How to Stripe Your Cards


If it's vital that your cards stay in order, we strongly recommend that you stripe your cards. This was a standard technique in the days of punch cards.

How to do it: Using a pen and a straightedge, draw a diagonal line across the top or end of the deck. This ensures that the cards won't get hopelessly out of order if they are dropped during shipping. The diagonal line will help us put the cards back in order if they get dropped or shuffled during shipping or handling.

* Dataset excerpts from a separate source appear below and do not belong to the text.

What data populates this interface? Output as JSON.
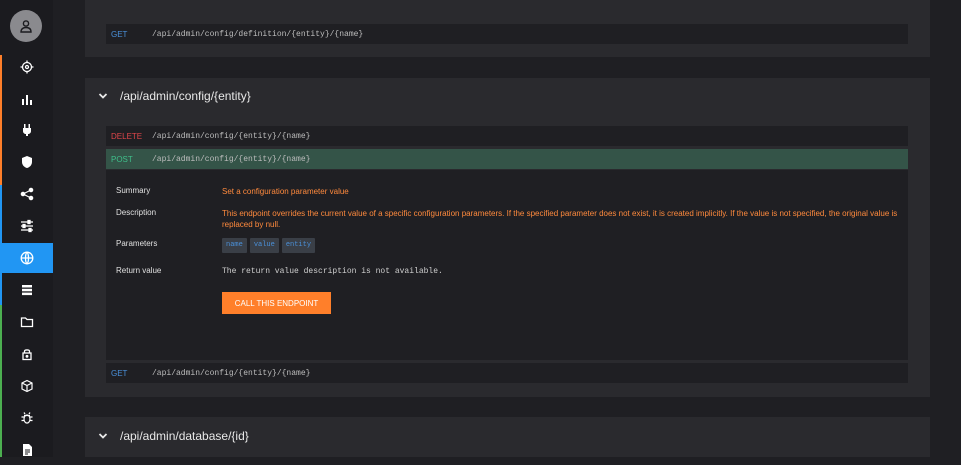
{
  "sidebar": {
    "items": [
      {
        "icon": "target-icon"
      },
      {
        "icon": "bar-chart-icon"
      },
      {
        "icon": "plug-icon"
      },
      {
        "icon": "shield-icon"
      },
      {
        "icon": "share-icon"
      },
      {
        "icon": "sliders-icon"
      },
      {
        "icon": "globe-icon",
        "active": true
      },
      {
        "icon": "database-icon"
      },
      {
        "icon": "folder-icon"
      },
      {
        "icon": "lock-icon"
      },
      {
        "icon": "cube-icon"
      },
      {
        "icon": "bug-icon"
      },
      {
        "icon": "document-icon"
      }
    ]
  },
  "cards": {
    "top": {
      "routes": [
        {
          "method": "GET",
          "path": "/api/admin/config/definition/{entity}/{name}"
        }
      ]
    },
    "config": {
      "title": "/api/admin/config/{entity}",
      "routes": [
        {
          "method": "DELETE",
          "path": "/api/admin/config/{entity}/{name}"
        },
        {
          "method": "POST",
          "path": "/api/admin/config/{entity}/{name}"
        },
        {
          "method": "GET",
          "path": "/api/admin/config/{entity}/{name}"
        }
      ],
      "details": {
        "summary_label": "Summary",
        "summary": "Set a configuration parameter value",
        "description_label": "Description",
        "description": "This endpoint overrides the current value of a specific configuration parameters. If the specified parameter does not exist, it is created implicitly. If the value is not specified, the original value is replaced by null.",
        "parameters_label": "Parameters",
        "parameters": [
          "name",
          "value",
          "entity"
        ],
        "return_label": "Return value",
        "return_value": "The return value description is not available.",
        "call_button": "CALL THIS ENDPOINT"
      }
    },
    "database": {
      "title": "/api/admin/database/{id}"
    }
  },
  "colors": {
    "accent": "#2196f3",
    "button": "#ff7f2a",
    "get": "#4a90d9",
    "delete": "#e0464a",
    "post": "#3fbf8a"
  }
}
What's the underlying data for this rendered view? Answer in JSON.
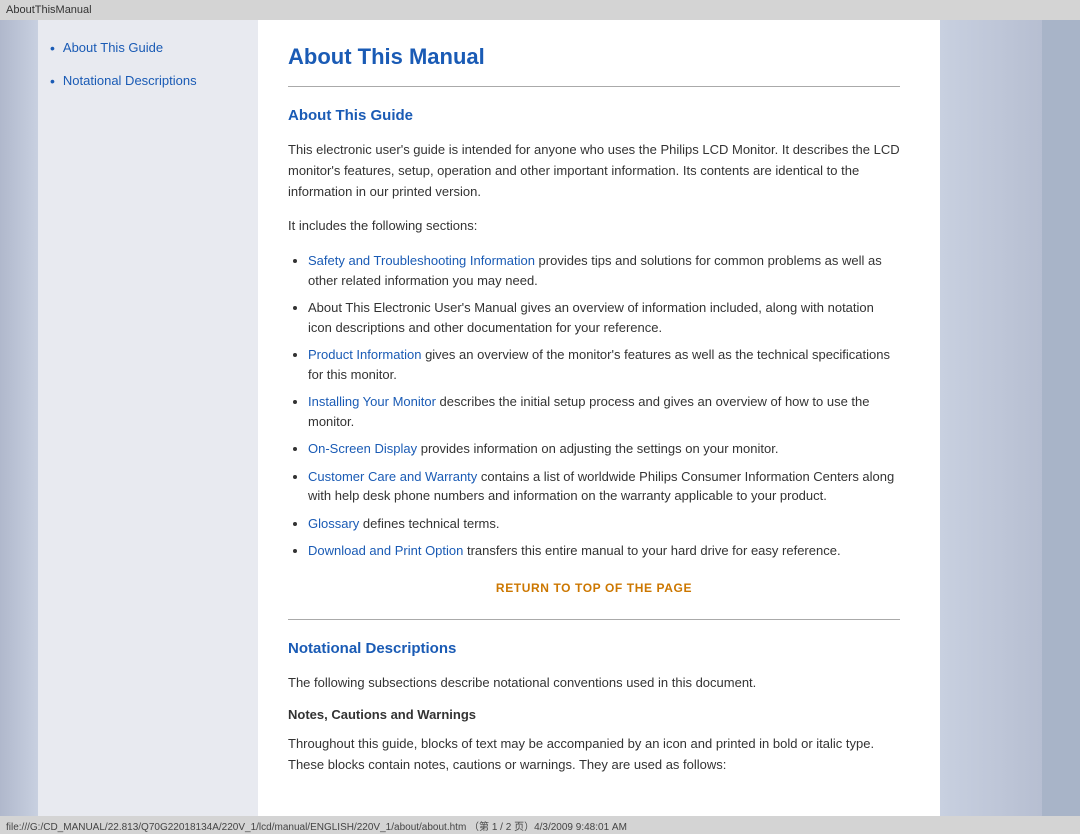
{
  "titleBar": {
    "text": "AboutThisManual"
  },
  "sidebar": {
    "links": [
      {
        "label": "About This Guide",
        "anchor": "about-guide"
      },
      {
        "label": "Notational Descriptions",
        "anchor": "notational"
      }
    ]
  },
  "page": {
    "title": "About This Manual",
    "sections": [
      {
        "id": "about-guide",
        "heading": "About This Guide",
        "paragraphs": [
          "This electronic user's guide is intended for anyone who uses the Philips LCD Monitor. It describes the LCD monitor's features, setup, operation and other important information. Its contents are identical to the information in our printed version.",
          "It includes the following sections:"
        ],
        "listItems": [
          {
            "linkText": "Safety and Troubleshooting Information",
            "rest": " provides tips and solutions for common problems as well as other related information you may need."
          },
          {
            "linkText": null,
            "rest": "About This Electronic User's Manual gives an overview of information included, along with notation icon descriptions and other documentation for your reference."
          },
          {
            "linkText": "Product Information",
            "rest": " gives an overview of the monitor's features as well as the technical specifications for this monitor."
          },
          {
            "linkText": "Installing Your Monitor",
            "rest": " describes the initial setup process and gives an overview of how to use the monitor."
          },
          {
            "linkText": "On-Screen Display",
            "rest": " provides information on adjusting the settings on your monitor."
          },
          {
            "linkText": "Customer Care and Warranty",
            "rest": " contains a list of worldwide Philips Consumer Information Centers along with help desk phone numbers and information on the warranty applicable to your product."
          },
          {
            "linkText": "Glossary",
            "rest": " defines technical terms."
          },
          {
            "linkText": "Download and Print Option",
            "rest": " transfers this entire manual to your hard drive for easy reference."
          }
        ],
        "returnLink": "RETURN TO TOP OF THE PAGE"
      },
      {
        "id": "notational",
        "heading": "Notational Descriptions",
        "paragraphs": [
          "The following subsections describe notational conventions used in this document."
        ],
        "subHeading": "Notes, Cautions and Warnings",
        "subParagraph": "Throughout this guide, blocks of text may be accompanied by an icon and printed in bold or italic type. These blocks contain notes, cautions or warnings. They are used as follows:"
      }
    ]
  },
  "statusBar": {
    "text": "file:///G:/CD_MANUAL/22.813/Q70G22018134A/220V_1/lcd/manual/ENGLISH/220V_1/about/about.htm  （第 1 / 2 页）4/3/2009 9:48:01 AM"
  }
}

→ For striping a whole box of cards, a better technique would have 2 lines of differing slopes: draw one long unbroken diagonal line from front to back of the deck/box, and then break up the box into decks about 2 inches thick, and give each deck a separate diagonal line; do not cross the lines. Reason for doing this: Diagonals of low slope can make it very difficult to figure out which cards go in which order; adjacent cards will get marked in very nearly the same place. So, lines of low slope mark only the rough location of each card. The lines with higher slope provide much better precision.

Tips:

  • Use a ballpoint pen with the finest point you can get. Do not use pencil (it smears over time); do not use felt-tip pens (ink will bleed out sideways, from card to card); do not work without a ruler. If your stripes are jagged or wavy or fuzzy, that's practically as bad as not striping the cards at all.
  • To straighten the deck before marking: Feather/fan the cards to get air into the deck, so the cards don't stick together. Rap the deck sharply against either (a) a concrete pillar or floor or (b) a sturdy table, at the corner over the table leg. Rap the deck once on the bottom and once on the left end where you will draw the stripe; both surfaces should feel completely smooth, with no cards out of line. Lay the deck on its back, with the left end at the table's edge. Hold the deck down firmly with one hand, hold a lightweight straightedge against the left end with your thumb, and ink the line using your other hand. Check that you inked all the cards -- the front and back ones sometimes get missed. Let ink dry.
  • Problems with this technique: Once you grip the deck from the back and front, you squeeze the air out, which makes it harder to straighten the cards. You might try splitting large decks into sections one inch thick: Stripe the sections separately, and use colored markers to mark each section a unique color, using color and/or position to distinguish the sections from one another.

Legalese: While we make every effort not to be careless, we are not responsible for maintaining the ordering of unstriped or improperly striped cards.